There are also 8 of the plus beaux villages de France (the most beautiful villages in France) in Centre-Val de Loire, including Montresor on the banks of the River Loire with its own elegant château; Lavardin which repelled a siege by Richard the Loinheart; and the flower-bedecked Yèvre-le-Châtel.
Two of France’s most famous writers have been inspired by the Centre-Val de Loire region. Émile Zola’s novel La Terre was inspired by his visit to Romilly-sur-Aigre and the fictional town of Combray in Marcel Proust’s novel À la recherché du temps perdu (In Search of Lost Time) is said to be based on his childhood in Illiers. The town changed its name from Illiers to Illiers-Combray in 1971 on the centenary of Proust’s birth.
Things to do in Centre-Val de Loire
The main reason people visit the region is to explore the Loire Valley and its châteaux but the region also attracts lovers of the great outdoors, whether it is to explore some of the fabulous gardens, including the Jardins de Villandry, and regional parks. The Perche regional park to the west of Eure-et-Loir is a haven for wildlife, and the Beauce regional park is covered in lush meadows and never-ending fields. The Brenne regional park, in the south of the region, is filled with lakes, forests and marshlands along with a diverse range of birds and impressive array of flora and fauna. It is known as the ‘area of a thousand lakes’ and is one of the most important wetlands in France. The Réserve Naturelle de Saint-Mesmin near Orléans is the place to view flora and fauna typically of the Loire Valley and La Sologne, south of Orléans, was once the favoured hunting grounds of the nobility and the vast forest is popular with hikers and hunters today.
If you want to observe wildlife at close range then try the ZooParc de Beauval which has more than 4,000 animals, the largest wildlife collection in France. It is noted for its emphasis on conservation.
The River Loire is France’s longest river and is bordered by many attractive small towns, is good for fishing and popular with cyclists. There are also a number of tributaries of the Loire that run through the region. If you are a keen cyclist then try following part of the Loire à Vélo cycle route which begins at Saint-Nazaire on the Atlantic coast and passes through Angers, Saumur, Chinon, Tours, Amboise and Orléans.
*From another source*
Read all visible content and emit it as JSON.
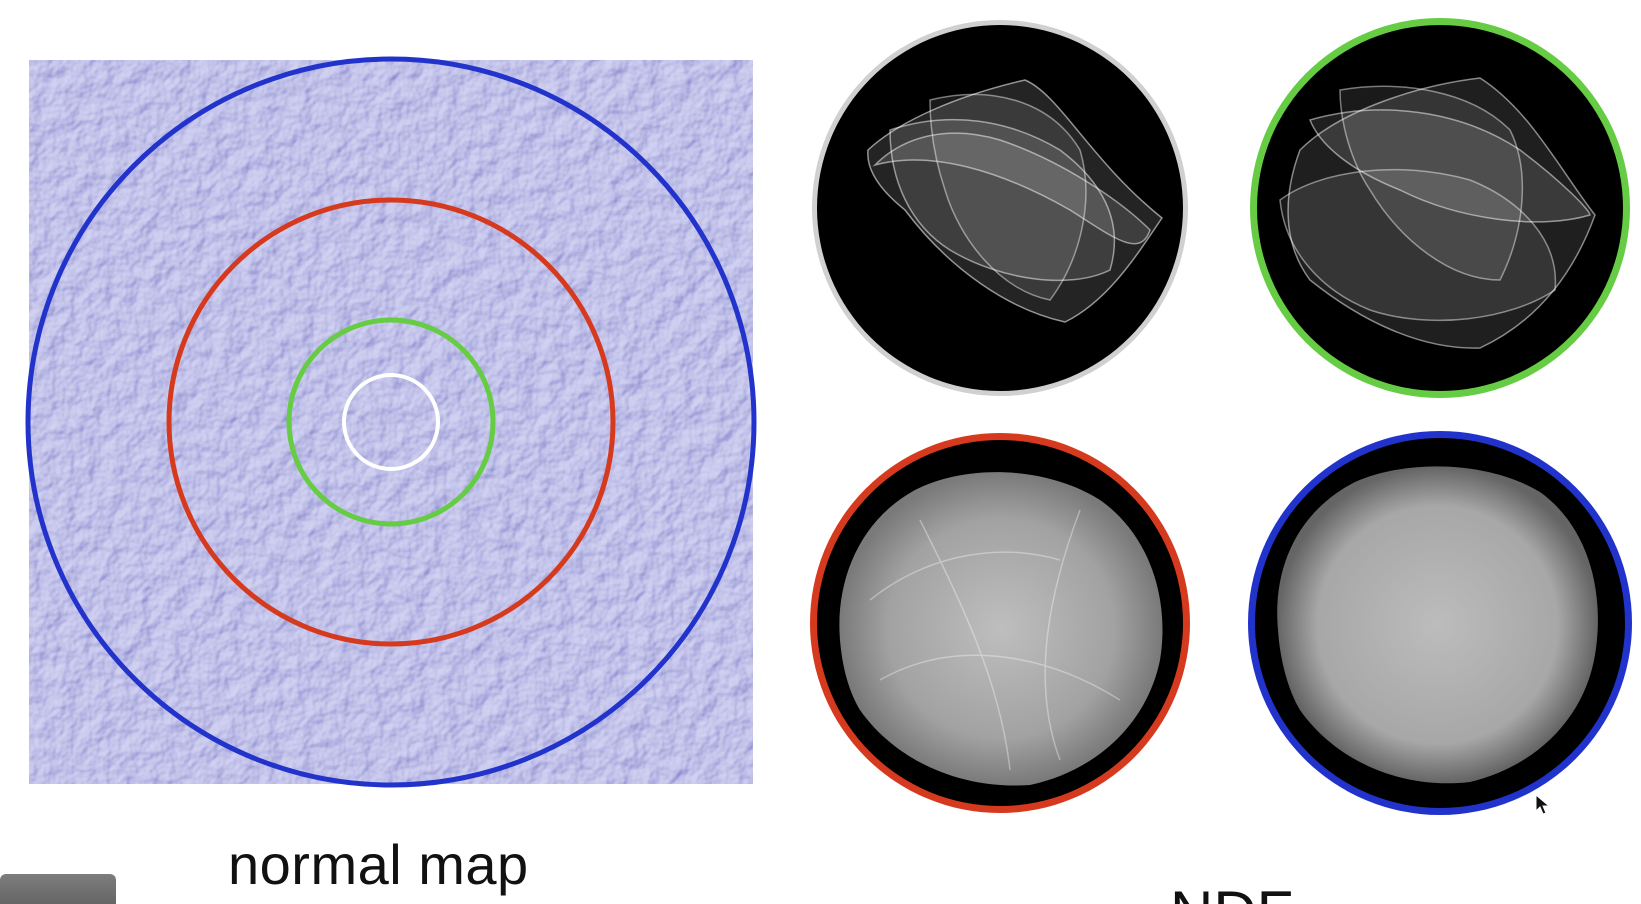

The Loire Valley wines are world-famous and some of the popular vineyard areas are Pouilly-Fumé, Sancerre and Valençay and the sparkling wines of Touraine and Vouvray are well known. Don’t miss out on a vineyard tour and wine tasting. For food specialities try local honey and saffron or goat’s cheese, including AOC Crottin de Chavignol and Valençay. Other specialities include Pâté de Chartres, made from venison, pork and veal meat and cooked for hours before being served; Cochelin, a puff pastry in the shape of a man that is often filled with chocolate, raspberry or marzipan; citrouillat, pumpkin pâté; truffiat, a puff pastry containing potatoes and cottage cheese and fruits tapés, dehydrated fruits prepared in a bread oven.